IRS issues audit tips on adjustments made in transfer pricing deals

In a new International Practice Unit (IPU), the IRS provides audit tips to its examiners on a taxpayer’s affirmative use of Internal Revenue Code Section 482, “Allocation of Income and Deductions.” That section of tax law gives the IRS the authority to make adjustments between or among members of a “controlled group,” if a controlled taxpayer hasn’t reported its true taxable income.

In general, Section 482 can be used only by the IRS, but taxpayers may use it under certain situations. To reflect a true arm’s-length result for transfer pricing purposes, a controlled taxpayer may be permitted to report on its timely-filed U.S. income tax return (including extensions) the results of its “controlled transactions” based on prices different from those that were actually charged (to reflect the correct price). However, IRS examiners are instructed to conduct a series of audit steps to validate the taxpayer’s self-initiated adjustment.

Basics about IPUs and an example

IRS IPUs identify areas of strategic importance to the IRS and can provide information that may help taxpayers prepare for an IRS audit and respond to tax agency requests.

The new IPU focuses on inbound transactions — that is, transactions between a foreign parent and its U.S. subsidiary. To help IRS examiners audit such transactions, the IPU includes the following illustration of transactions where a wholly owned U.S. subsidiary buys products from a foreign multinational manufacturing parent company that it then distributes throughout the United States. The parent company owns all the shares of the U.S. subsidiary.

  • The subsidiary records a purchase when these goods are transferred from the foreign parent based on a price list set at the start of the tax year. The purchases are included in the total cost of goods sold for the tax year.
  • The U.S. subsidiary tests the transfer pricing of these controlled transactions after the end of the tax year to verify that the prices charged during the year have produced an arm’s-length result.
  • If these prices haven’t produced an arm’s-length result, the subsidiary may make its own adjustment. This adjustment may increase or decrease the subsidiary’s taxable income. A corresponding adjustment would also be made on the foreign parent’s records. The subsidiary timely will file a U.S. Corporation Income Tax Return that reflects an arm’s-length price.

The IPU asks IRS examiners to consider these two issues:

  1. Is the subsidiary allowed to report an arm’s-length price that’s different from the book price for goods it purchases from the foreign parent?
  2. Is the subsidiary allowed a setoff adjustment when the IRS proposes a Section 482 adjustment for this tax year?

Questions the IRS will ask

For purposes of the first issue, examiners are told to ask the following questions:

  • Is the transfer price for the tangible goods purchased at arm’s length?
  • Was the transaction reported on the subsidiary’s return?
  • Did the subsidiary report the arm’s-length price for the goods purchased on its financial statements (accounting records)?
  • What was the price/value reported for the Customs Declaration Form for the goods purchased?
  • Were the Customs Declaration Forms corrected to reflect the adjusted price?
  • Did the unit make the adjustment to the price it paid to the foreign parent on its financial statements or as an adjustment on the tax return?
  • Is the adjustment supported by documentation? (For example, the examiner may ask to see transfer pricing documentation, research studies, pricing analyses and verification procedures.)

The IRS states that, if the U.S. subsidiary doesn’t timely file its original return, or if it files an amended return, it generally isn’t allowed to increase the price that it paid to a foreign parent for filing purposes.

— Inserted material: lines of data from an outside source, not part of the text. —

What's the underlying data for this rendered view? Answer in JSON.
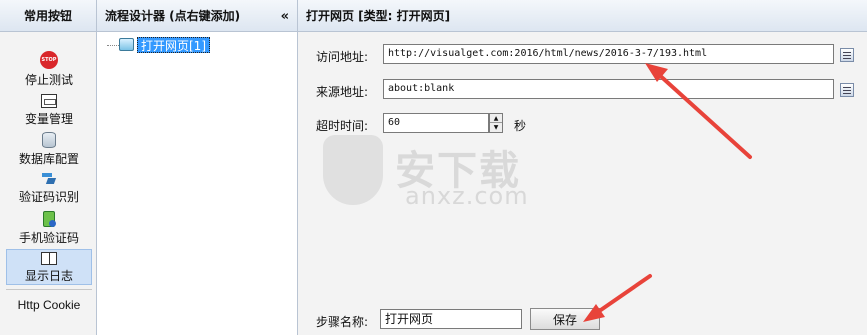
{
  "toolbox": {
    "title": "常用按钮",
    "items": [
      {
        "label": "停止测试",
        "icon": "stop-icon",
        "icon_text": "STOP"
      },
      {
        "label": "变量管理",
        "icon": "variable-icon"
      },
      {
        "label": "数据库配置",
        "icon": "database-icon"
      },
      {
        "label": "验证码识别",
        "icon": "captcha-icon"
      },
      {
        "label": "手机验证码",
        "icon": "phone-icon"
      },
      {
        "label": "显示日志",
        "icon": "log-icon"
      },
      {
        "label": "Http Cookie"
      }
    ]
  },
  "designer": {
    "title": "流程设计器 (点右键添加)",
    "collapse": "«",
    "node": "打开网页[1]"
  },
  "properties": {
    "title": "打开网页 [类型: 打开网页]",
    "url_label": "访问地址:",
    "url_value": "http://visualget.com:2016/html/news/2016-3-7/193.html",
    "referer_label": "来源地址:",
    "referer_value": "about:blank",
    "timeout_label": "超时时间:",
    "timeout_value": "60",
    "timeout_unit": "秒",
    "step_label": "步骤名称:",
    "step_value": "打开网页",
    "save_label": "保存"
  },
  "watermark": {
    "cn": "安下载",
    "en": "anxz.com"
  },
  "colors": {
    "selected_node": "#3399ff",
    "arrow": "#e8433a",
    "header_gradient_top": "#f4f7fb",
    "header_gradient_bottom": "#dde6f1"
  }
}
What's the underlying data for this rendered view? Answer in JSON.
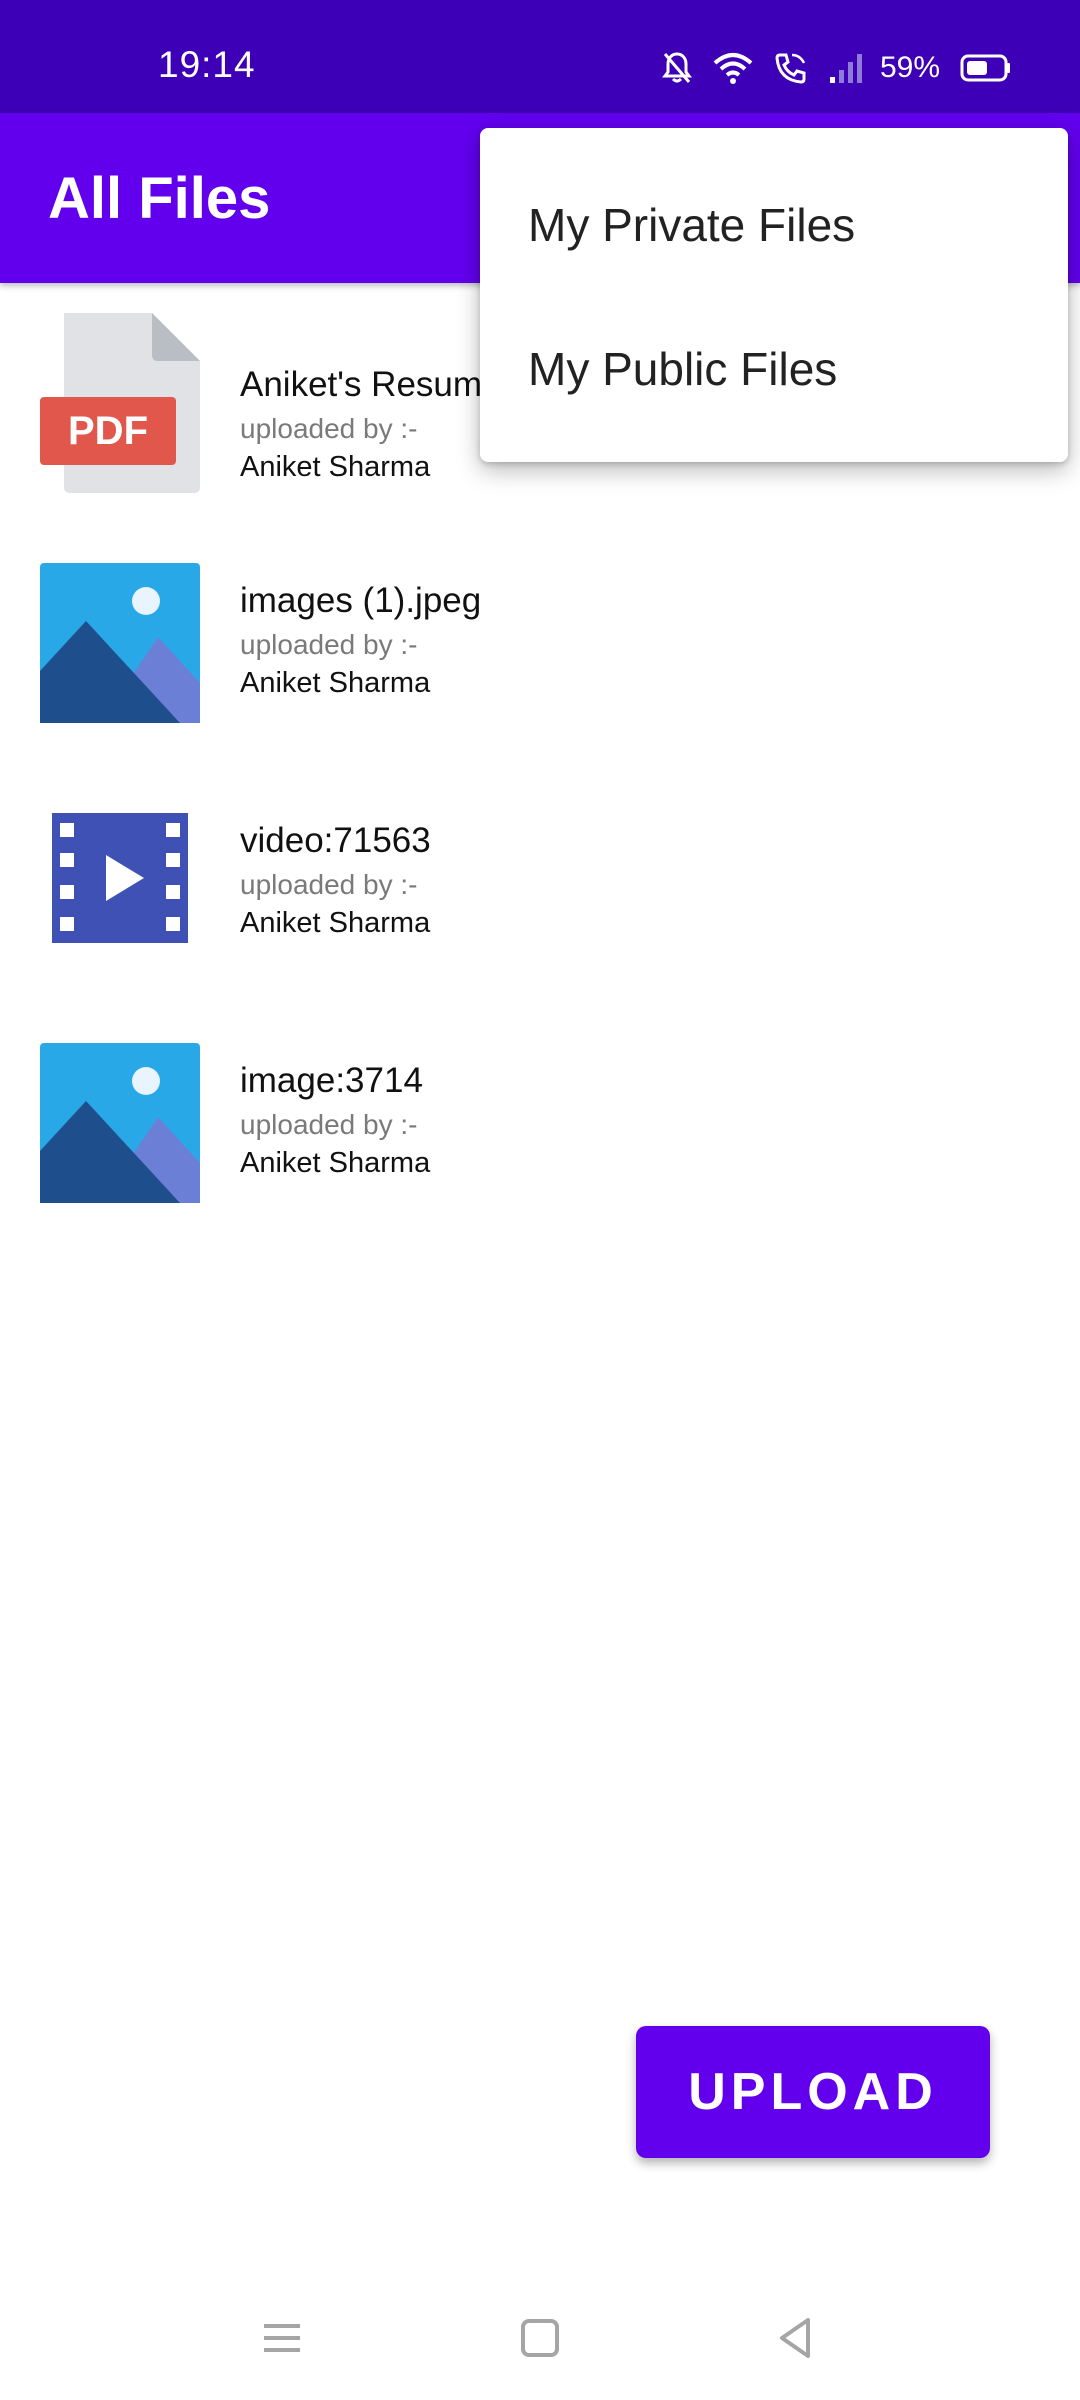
{
  "status_bar": {
    "time": "19:14",
    "battery_percent": "59%",
    "icons": [
      "bell-off-icon",
      "wifi-icon",
      "wifi-call-icon",
      "signal-icon",
      "battery-icon"
    ]
  },
  "app_bar": {
    "title": "All Files",
    "background": "#6200EE"
  },
  "overflow_menu": {
    "items": [
      {
        "label": "My Private Files"
      },
      {
        "label": "My Public Files"
      }
    ]
  },
  "files": [
    {
      "name": "Aniket's Resume",
      "uploaded_by_label": "uploaded by :-",
      "author": "Aniket Sharma",
      "icon": "pdf-icon"
    },
    {
      "name": "images (1).jpeg",
      "uploaded_by_label": "uploaded by :-",
      "author": "Aniket Sharma",
      "icon": "image-icon"
    },
    {
      "name": "video:71563",
      "uploaded_by_label": "uploaded by :-",
      "author": "Aniket Sharma",
      "icon": "video-icon"
    },
    {
      "name": "image:3714",
      "uploaded_by_label": "uploaded by :-",
      "author": "Aniket Sharma",
      "icon": "image-icon"
    }
  ],
  "pdf_badge_text": "PDF",
  "upload_button": {
    "label": "UPLOAD"
  },
  "nav_bar": {
    "icons": [
      "menu-icon",
      "home-icon",
      "back-icon"
    ]
  }
}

Increasing the price for goods would increase the costs of goods sold in the example above, thereby resulting in an impermissible decrease in the subsidiary’s taxable income.

Relating to the second issue described above, the IPU says that, when the IRS proposes a Section 482 adjustment, the U.S. subsidiary may claim another Section 482 adjustment to offset the tax agency’s proposal. This setoff adjustment is permitted if it’s an adjustment to a non-arm’s-length transaction in the same taxable year between the same parties to the transaction in question.

For this purpose, the IPU states that the unit in the example above must satisfy the following procedural requirements:

  • Establish that the setoff transaction wasn’t arm’s length.
  • Establish the amount of the appropriate arm’s-length charge.
  • Document all correlative adjustments resulting from the setoff.
  • Timely notify the IRS (within 30 days after the earlier of the Notice of Proposed Adjustment (NOPA) or Statutory Notice of Deficiency).

Note: Failure to reflect certain taxpayer-initiated adjustments on the Customs Declaration Form may affect whether such an adjustment should be disallowed during the audit.